EDITORIAL- Mr Golding and the CCJ
It is perhaps more than symbolic that the Jamaican authorities had no objection that Governor General Sir Patrick Allen this week administered the oath of office to Professor Winston Anderson as a judge of the Caribbean Court of Justice (CCJ), and that Prime Minister Bruce Golding spoke in appreciative, though measured, terms of the performance of the CCJ in its five years.
The decisions of the court, Mr Golding said, had inspired confidence and the justices in their rulings had "sought to lay a foundation on which the future of the court can be built".
If we are right, Mr Golding's posture had to do with more than the fact that Justice Anderson, until lately the executive director of the Caribbean Law Institute in Barbados, is a Jamaican of whom the prime minister is understandably proud.
It seems likely that Mr Golding will at next month's summit of Caribbean Community (CARICOM) leaders indicate that his government has completed its re-evaluation of Jamaica's absence from the court and is now ready to begin to plan its accession. That is the difficult bit.
The governing Jamaica Labour Party (JLP), under Golding's leadership and before, used to be vehemently opposed to the CCJ in its role as the court of last resort in criminal and civil matters.
Although they did not always express it this frankly, an underlying theme of those who opposed the court was mistrust for the moral fibre and the intellectual and jurisprudential acumen of regional judges. The more openly expressed concern, however, was for the independence of the CCJ, which the party continued to advance even after it was clear that the court was insulated against political intrusions.

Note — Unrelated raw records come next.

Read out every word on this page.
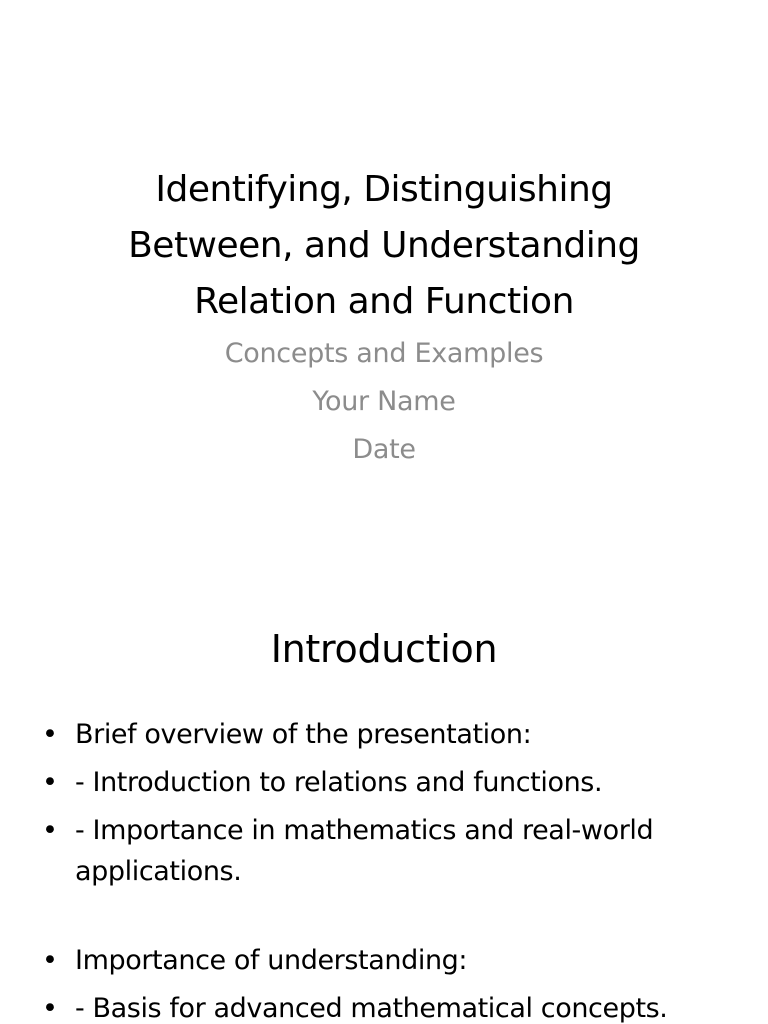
Identifying, Distinguishing
Between, and Understanding
Relation and Function
Concepts and Examples
Your Name
Date
Introduction
• Brief overview of the presentation:
• - Introduction to relations and functions.
• - Importance in mathematics and real-world applications.
• Importance of understanding:
• - Basis for advanced mathematical concepts.
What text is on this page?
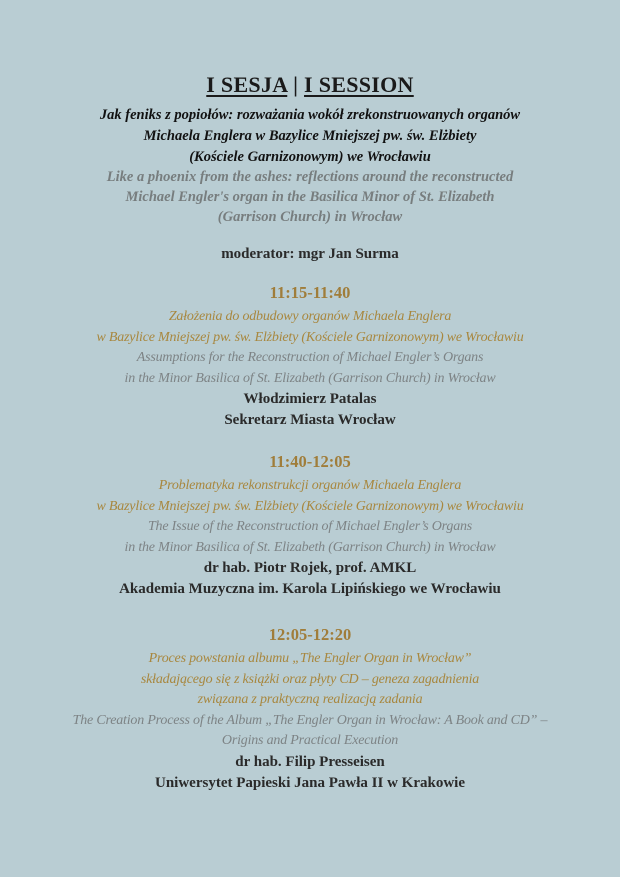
I SESJA | I SESSION
Jak feniks z popiołów: rozważania wokół zrekonstruowanych organów
Michaela Englera w Bazylice Mniejszej pw. św. Elżbiety
(Kościele Garnizonowym) we Wrocławiu
Like a phoenix from the ashes: reflections around the reconstructed
Michael Engler's organ in the Basilica Minor of St. Elizabeth
(Garrison Church) in Wrocław
moderator: mgr Jan Surma
11:15-11:40
Założenia do odbudowy organów Michaela Englera
w Bazylice Mniejszej pw. św. Elżbiety (Kościele Garnizonowym) we Wrocławiu
Assumptions for the Reconstruction of Michael Engler’s Organs
in the Minor Basilica of St. Elizabeth (Garrison Church) in Wrocław
Włodzimierz Patalas
Sekretarz Miasta Wrocław
11:40-12:05
Problematyka rekonstrukcji organów Michaela Englera
w Bazylice Mniejszej pw. św. Elżbiety (Kościele Garnizonowym) we Wrocławiu
The Issue of the Reconstruction of Michael Engler’s Organs
in the Minor Basilica of St. Elizabeth (Garrison Church) in Wrocław
dr hab. Piotr Rojek, prof. AMKL
Akademia Muzyczna im. Karola Lipińskiego we Wrocławiu
12:05-12:20
Proces powstania albumu „The Engler Organ in Wrocław”
składającego się z książki oraz płyty CD – geneza zagadnienia
związana z praktyczną realizacją zadania
The Creation Process of the Album „The Engler Organ in Wrocław: A Book and CD” –
Origins and Practical Execution
dr hab. Filip Presseisen
Uniwersytet Papieski Jana Pawła II w Krakowie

Mr Golding's party guided a successful constitutional challenge at the Privy Council against Jamaica's participation in the CCJ as was then contemplated. The PM, though, would have had his mind concentrated by last October's complaint by Lord Nicholas Phillips, the chief justice of Britain's new Supreme Court, that Privy Council cases occupied too much of the time of his judges. He hinted at farming out some of these cases to judges of lower courts.
The JLP's retreat from its former positions may cause Mr Golding political discomfiture. More problematic, however, is how he manages the accession to the CCJ - assuming this is the course being contemplated - given the Privy Council's ruling that the CCJ first has to be constitutionally entrenched before it can be a superior court to Jamaica's Court of Appeal. This would require special parliamentary majorities and, ultimately, a referendum.
Standing Parliamentary committee
That seems doable. The People's National Party's is supposed to be a strong supporter of the CCJ, which it had a major hand in fashioning when it formed the government. But strange things happen in politics.
Which is why we repeat our suggestion for the establishment of a standing parliamentary committee on security, legal and justice matters, through which there can be constant cross-party dialogue on critical issues - including the CCJ. Additionally, there is probably the need for a summit between Mr Golding and Opposition Leader Portia Simpson Miller to start to thaw the political freeze that has continued for too long.
Additionally, Mr Golding should unveil any new thinking on the CCJ to the Jamaican people before he takes it to CARICOM.